The table below lists the performance, in mean time to generate and validate a proof, for selected CPUs and GPUs. Devices use the optimal number of threads (T), and 2MB pages (where possible). All numbers were obtained for difficulty
60. The memory used refers to the size of the lookup table - 4GB corresponds to lookup
30, 8GB to lookup
31. Results are blank where the required memory exceeds the available memory.
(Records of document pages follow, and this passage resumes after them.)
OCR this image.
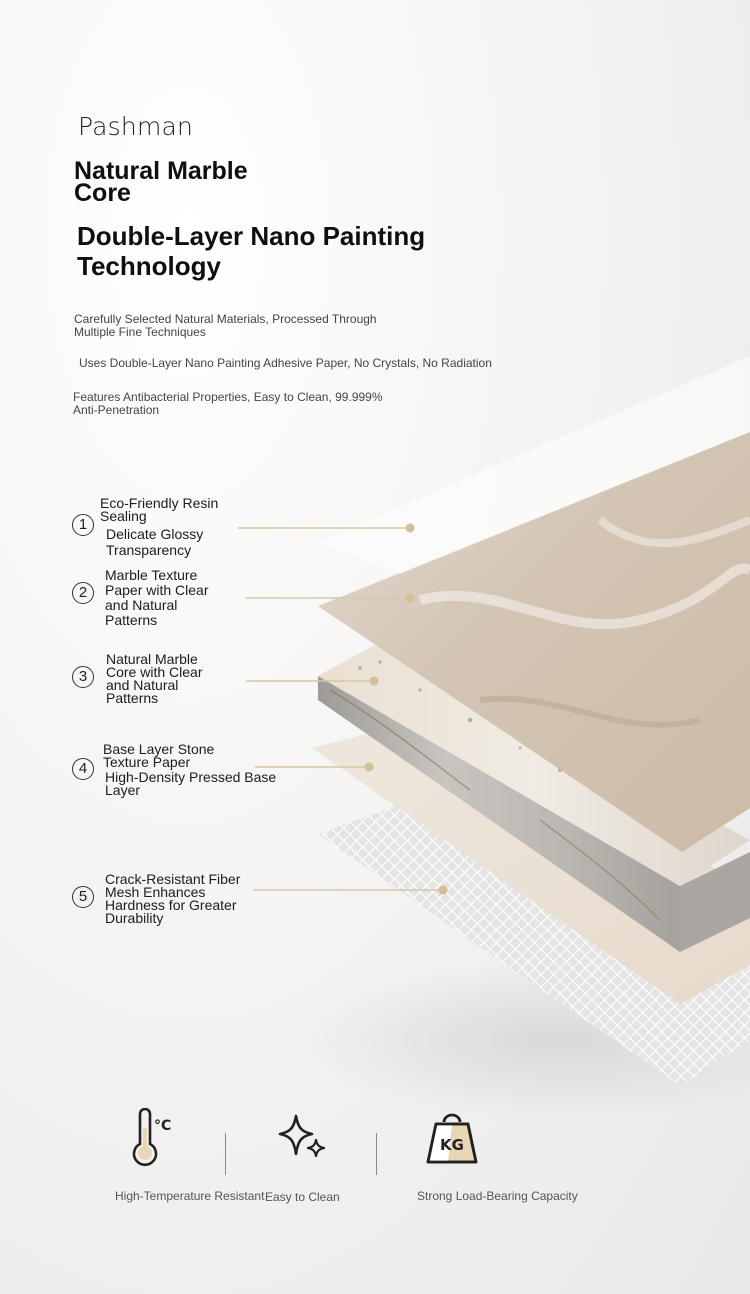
Pashman
Natural Marble Core
Double-Layer Nano Painting Technology
Carefully Selected Natural Materials, Processed Through Multiple Fine Techniques
Uses Double-Layer Nano Painting Adhesive Paper, No Crystals, No Radiation
Features Antibacterial Properties, Easy to Clean, 99.999% Anti-Penetration
1
Eco-Friendly Resin Sealing
Delicate Glossy Transparency
2
Marble Texture Paper with Clear and Natural Patterns
3
Natural Marble Core with Clear and Natural Patterns
4
Base Layer Stone Texture Paper
High-Density Pressed Base Layer
5
Crack-Resistant Fiber Mesh Enhances Hardness for Greater Durability
°C
KG
High-Temperature Resistant Easy to Clean	Strong Load-Bearing Capacity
Device | Memory | OS | Generation 4GB | Generation 8GB | Validation |
---|---|---|---|---|---|
CPU Intel i5-7200U (4T) | 1x8GB DDR4-2133 CL15 | Linux Mint 18.2 | 135s | - | 60ns |
CPU Intel i5-6600 (4T) | 2x4GB DDR4-2133 CL15 | Ubuntu 18.04 | 80s | - | 43ns |
CPU Intel i7-6700 (8T) | 2x8GB DDR4-2133 CL15 | Ubuntu 16.04 | 77s | 62s | 51ns |
CPU AMD Ryzen 3600 (12T) | 2x8GB DDR4-3600 CL16 | Windows 10 | 47s | 45s | 78ns |
CPU AMD Ryzen 2700X (16T) | 2x8GB DDR4-3400 CL16 | Windows 10 | 38s | 52s | 84ns |
CPU AMD Ryzen 3900X (24T) | 2x8GB DDR4-2400 CL17 | Ubuntu 18.04 | 24s | 25s | 37ns |
GPU Intel HD Graphics 530 (8192T) | 2x4GB DDR4-2133 CL15 | Ubuntu 18.04 | 39s | - | - |
GPU NVIDIA GTX 1070 (16384T) | 8GB GDDR5 | Ubuntu 18.04 | 1.8s | - | - |
GPU NVIDIA GTX 1080Ti (16384T) | 11GB GDDR5X | Ubuntu 18.04 | 1.7s | 2.3s | - |
GPU NVIDIA Tesla V100 SMX2 Google Cloud (32768T) | 16GB HBM2 | Ubuntu 16.04 LTS | 1s | 1.4s | - |
GPU AMD RX 480 (131072T) | 8GB GDDR5 | Ubuntu 18.04 | 2s | 6.2s | - |
GPU AMD Vega 64 (262144T) | 8GB HBM2 | Windows 10 | 0.78s | 7.8s | - |
GPU AMD Radeon VII (524288T) | 16GB HBM2 | Ubuntu 18.04 | 0.55s | 6.2s | - |
git clone --recursive https://github.com/nanocurrency/nano-pow.git
An OpenCL SDK is required.
Nano PoW uses CMAKE to build a static library and a binary. A shared library will be built in the future instead, to be used as an ABI. Execute the following commands to build the Nano PoW library and the testing binary using CMAKE:
cmake -DCMAKE_BUILD_TYPE=Release -DNANO_POW_TEST=On .
make
Verify that compilation was successful by running the tests
./nano_pow_driver
The following arguments are accepted by nano_pow_driver
:
Parameter | Description | Possible Values | Default Value |
---|---|---|---|
driver |
Specifies which test driver to use | cpp , opencl |
cpp |
operation |
Specify which operation to perform | gtest , dump , profile , profile_validation , tune |
gtest |
difficulty |
Target solution difficulty | 1 - 127 | 52 |
threads |
Number of device threads to use to find a solution | - | Number of CPU threads for the cpp driver, 8192 for opencl |
lookup |
Scale of lookup table (N). Table contains 2^N entries | 1 - 32 | floor(difficulty / 2) + 1 |
count |
How many problems to solve | - | 16 |
platform |
Defines the platform for the OpenCL driver | - | 0 |
device |
Defines the device for the OpenCL driver | - | 0 |
verbose |
Display more messages | true , false |
false |
The tuning option helps finding the best configuration for a driver and target difficulty.
Example (can take some time):
./nano_pow_driver --driver opencl --operation tune --difficulty 60 --count 6
./nano_pow_driver --driver opencl --operation profile --difficulty 60
Documentation for the API is still pending and will be updated here in the future.